Fig.16. RMSE vs. Number of sensors in array.2 dB, 2 sources. Number of sources unknown to MUSIC

Fig.17. RMSE vs. Number of sensors in array.2 dB, 2 sources. Number of sources unknown to MUSIC

Fig.18. RMSE vs. Number of sensors in array.20 dB, 8 sources. Number of sources unknown to MUSIC

Fig.19. RMSE vs. Number of sensors in array.20 dB, 8 sources. Number of sources known to MUSIC

In Fig. 18 and 19 it is observed that when sensor number is equal to number of sources performance of StOMP degrades. This is because the sparsity assumption no longer holds. When sensor number are relatively larger in proportion to that of sources number the situation improves.

• VI.    Conclusion

The paper presented application of iterative shrinkage operator to the problem of DOA estimation. This application is benchmarked against state of the art MUSIC algorithm.

It is found that StOMP algorithm performs superior in statistical analysis.
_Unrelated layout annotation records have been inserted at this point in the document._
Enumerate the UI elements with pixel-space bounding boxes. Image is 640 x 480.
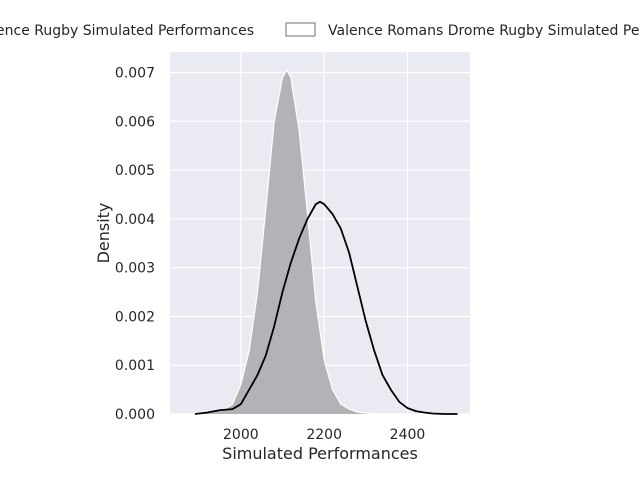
grid-lines	[170, 52, 470, 415]
valence-density-line	[194, 200, 458, 415]
legend-label-valence: Valence Romans Drome Rugby Simulated Per	[328, 23, 640, 39]
series-layer	[186, 68, 458, 415]
y-tick-label: 0.002	[115, 309, 155, 325]
x-tick-label: 2400	[390, 427, 426, 443]
y-axis-label: Density	[94, 203, 113, 264]
y-tick-label: 0.003	[115, 261, 155, 277]
y-tick-label: 0.001	[115, 358, 155, 374]
y-tick-label: 0.005	[115, 163, 155, 179]
tick-labels: 2000 2200 2400 0.000 0.001 0.002 0.003 0.004 0.0…	[115, 65, 425, 443]
provence-density-outline	[186, 68, 379, 415]
x-tick-label: 2000	[223, 427, 259, 443]
legend: rence Rugby Simulated Performances Valen…	[0, 22, 640, 39]
y-tick-label: 0.007	[115, 65, 155, 81]
provence-density-area	[186, 70, 379, 414]
legend-label-provence: rence Rugby Simulated Performances	[0, 23, 254, 39]
x-axis-label: Simulated Performances	[222, 444, 418, 463]
x-tick-label: 2200	[306, 427, 342, 443]
y-tick-label: 0.006	[115, 114, 155, 130]
legend-swatch-valence	[285, 22, 316, 37]
y-tick-label: 0.000	[115, 407, 155, 423]
y-tick-label: 0.004	[115, 212, 155, 228]
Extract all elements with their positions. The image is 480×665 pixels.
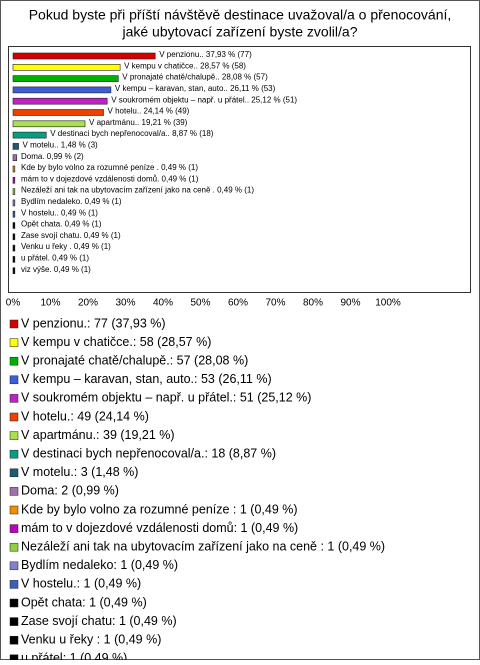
bar xyxy=(12,97,108,105)
legend-label: Kde by bylo volno za rozumné peníze : 1 … xyxy=(21,502,298,516)
legend-swatch xyxy=(9,394,19,403)
legend-label: Opět chata: 1 (0,49 %) xyxy=(21,595,147,609)
legend-swatch xyxy=(9,375,19,385)
legend-label: V destinaci bych nepřenocoval/a.: 18 (8,… xyxy=(21,446,276,460)
data-label: V destinaci bych nepřenocoval/a.. 8,87 %… xyxy=(50,129,214,138)
x-tick-label: 50% xyxy=(190,298,210,309)
x-tick-label: 100% xyxy=(375,298,401,309)
legend-swatch xyxy=(9,338,19,347)
data-label: V soukromém objektu – např. u přátel.. 2… xyxy=(111,95,297,104)
legend-swatch xyxy=(9,542,19,552)
bar xyxy=(12,143,19,150)
bar xyxy=(12,75,119,82)
bar xyxy=(12,256,16,263)
legend-swatch xyxy=(9,449,19,459)
legend-label: Doma: 2 (0,99 %) xyxy=(21,484,119,498)
legend-swatch xyxy=(9,356,19,366)
legend-swatch xyxy=(9,505,19,515)
chart-subtitle: jaké ubytovací zařízení byste zvolil/a? xyxy=(121,24,357,40)
bar xyxy=(12,109,104,116)
bar xyxy=(12,244,16,252)
data-label: Doma. 0,99 % (2) xyxy=(21,152,84,161)
data-label: V kempu v chatičce.. 28,57 % (58) xyxy=(124,61,246,70)
data-label: V kempu – karavan, stan, auto.. 26,11 % … xyxy=(115,84,276,93)
legend-swatch xyxy=(9,319,19,329)
bar xyxy=(12,222,16,229)
legend-swatch xyxy=(9,412,19,422)
bar xyxy=(12,267,16,275)
x-tick-label: 40% xyxy=(153,298,173,309)
legend-label: V hotelu.: 49 (24,14 %) xyxy=(21,409,149,423)
data-label: V pronajaté chatě/chalupě.. 28,08 % (57) xyxy=(122,73,268,82)
data-label: V hotelu.. 24,14 % (49) xyxy=(108,107,190,116)
legend-swatch xyxy=(9,598,19,608)
x-tick-label: 70% xyxy=(265,298,285,309)
data-label: Nezáleží ani tak na ubytovacím zařízení … xyxy=(21,186,254,195)
legend-label: Zase svojí chatu: 1 (0,49 %) xyxy=(21,614,177,628)
data-label: u přátel. 0,49 % (1) xyxy=(21,254,89,263)
chart-title: Pokud byste při příští návštěvě destinac… xyxy=(29,7,452,23)
legend-label: V hostelu.: 1 (0,49 %) xyxy=(21,577,141,591)
data-label: Bydlím nedaleko. 0,49 % (1) xyxy=(21,197,122,206)
legend-swatch xyxy=(9,524,19,533)
legend-label: Bydlím nedaleko: 1 (0,49 %) xyxy=(21,558,178,572)
legend-swatch xyxy=(9,468,19,478)
bar xyxy=(12,188,16,195)
bar xyxy=(12,177,16,184)
legend-label: V kempu – karavan, stan, auto.: 53 (26,1… xyxy=(21,372,272,386)
bar xyxy=(12,120,86,128)
bar xyxy=(12,233,16,241)
legend-swatch xyxy=(9,580,19,589)
bar xyxy=(12,64,121,71)
legend-label: mám to v dojezdové vzdálenosti domů: 1 (… xyxy=(21,521,298,535)
bar xyxy=(12,52,156,60)
bar xyxy=(12,154,18,161)
legend-swatch xyxy=(9,617,19,626)
legend-label: V kempu v chatičce.: 58 (28,57 %) xyxy=(21,335,211,349)
data-label: V penzionu.. 37,93 % (77) xyxy=(159,50,252,59)
data-label: Kde by bylo volno za rozumné peníze . 0,… xyxy=(21,163,198,172)
x-tick-label: 20% xyxy=(78,298,98,309)
legend-swatch xyxy=(9,654,19,664)
x-tick-label: 80% xyxy=(303,298,323,309)
legend-label: u přátel: 1 (0,49 %) xyxy=(21,651,127,660)
data-label: mám to v dojezdové vzdálenosti domů. 0,4… xyxy=(21,174,199,183)
bar xyxy=(12,199,16,207)
data-label: Venku u řeky . 0,49 % (1) xyxy=(21,242,111,251)
x-tick-label: 60% xyxy=(228,298,248,309)
x-tick-label: 90% xyxy=(340,298,360,309)
legend-label: V apartmánu.: 39 (19,21 %) xyxy=(21,428,175,442)
legend-label: V motelu.: 3 (1,48 %) xyxy=(21,465,138,479)
data-label: Opět chata. 0,49 % (1) xyxy=(21,220,102,229)
bar xyxy=(12,210,16,218)
data-label: viz výše. 0,49 % (1) xyxy=(21,265,91,274)
x-tick-label: 30% xyxy=(115,298,135,309)
data-label: V motelu.. 1,48 % (3) xyxy=(23,141,98,150)
legend-swatch xyxy=(9,635,19,645)
x-tick-label: 0% xyxy=(6,298,21,309)
x-tick-label: 10% xyxy=(40,298,60,309)
legend-swatch xyxy=(9,561,19,571)
legend-label: V soukromém objektu – např. u přátel.: 5… xyxy=(21,391,311,405)
legend-label: V pronajaté chatě/chalupě.: 57 (28,08 %) xyxy=(21,353,248,367)
data-label: V apartmánu.. 19,21 % (39) xyxy=(89,118,188,127)
bar xyxy=(12,86,112,94)
legend-label: Nezáleží ani tak na ubytovacím zařízení … xyxy=(21,539,385,553)
legend-label: V penzionu.: 77 (37,93 %) xyxy=(21,316,166,330)
bar xyxy=(12,131,47,139)
bar xyxy=(12,165,16,173)
data-label: V hostelu.. 0,49 % (1) xyxy=(21,208,98,217)
legend-label: Venku u řeky : 1 (0,49 %) xyxy=(21,632,161,646)
data-label: Zase svojí chatu. 0,49 % (1) xyxy=(21,231,121,240)
legend-swatch xyxy=(9,431,19,440)
legend-swatch xyxy=(9,487,19,496)
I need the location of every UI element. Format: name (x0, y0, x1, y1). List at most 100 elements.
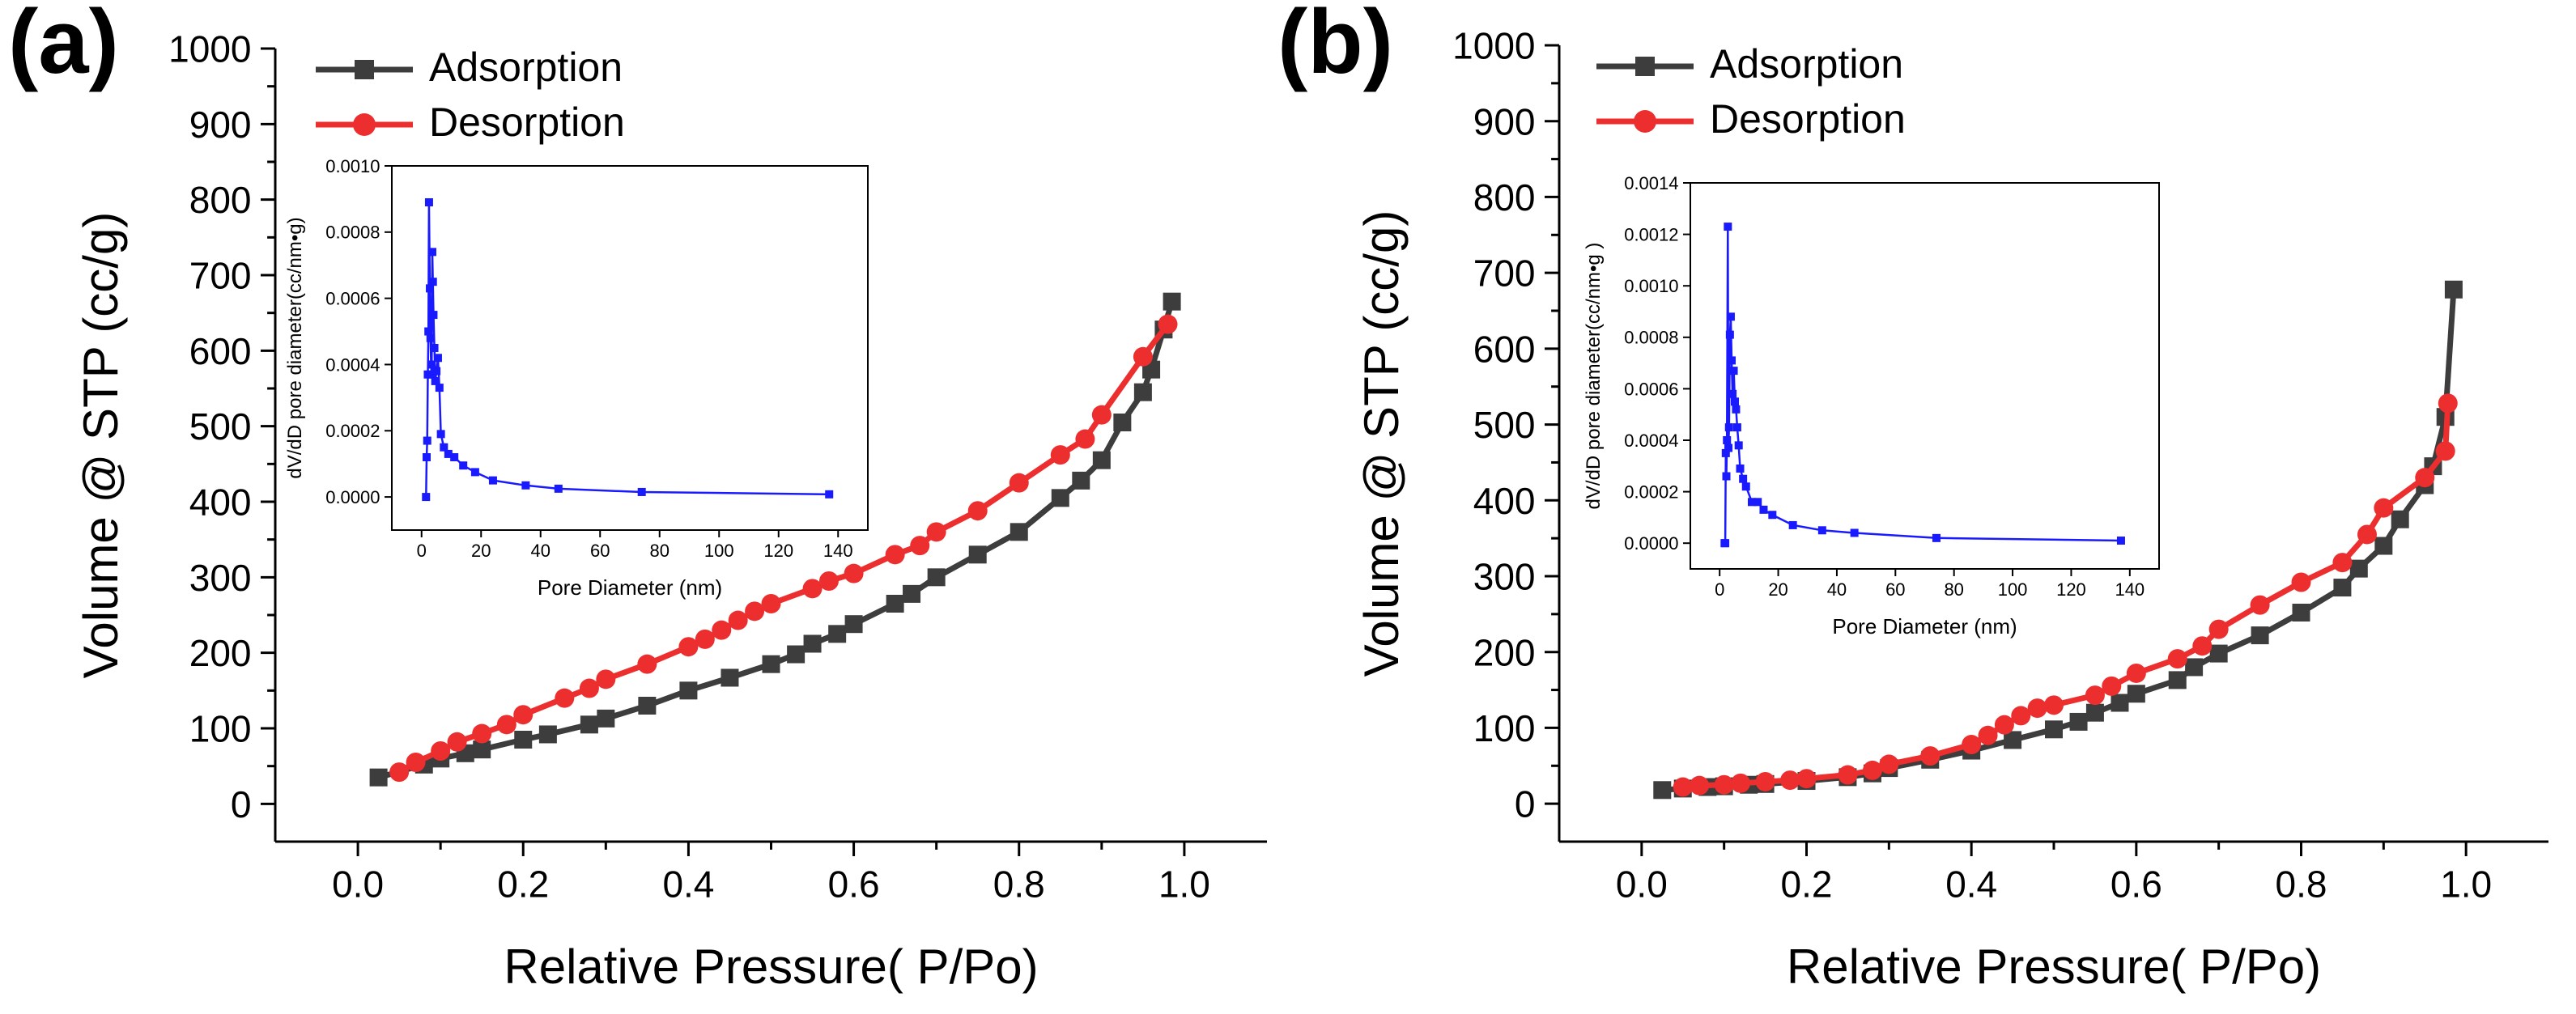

It has better RMSE for DOA estimation, better resolution of sources and performs comparatively for lesser number of sources.

It is found that MUSIC needs to know the source number and correlated sources can't be handled by MUSIC without reduction in aperture. StOMP not perform superiorly but it is has also none of the restriction MUSIC has.

There is still need to rigorously analyze StOMP for system performance. We need to establish sparsity bounds, recovery probability and particularly need to establish some bound for spatial sensing dictionary. These being the future directions to extend the research presented in this paper.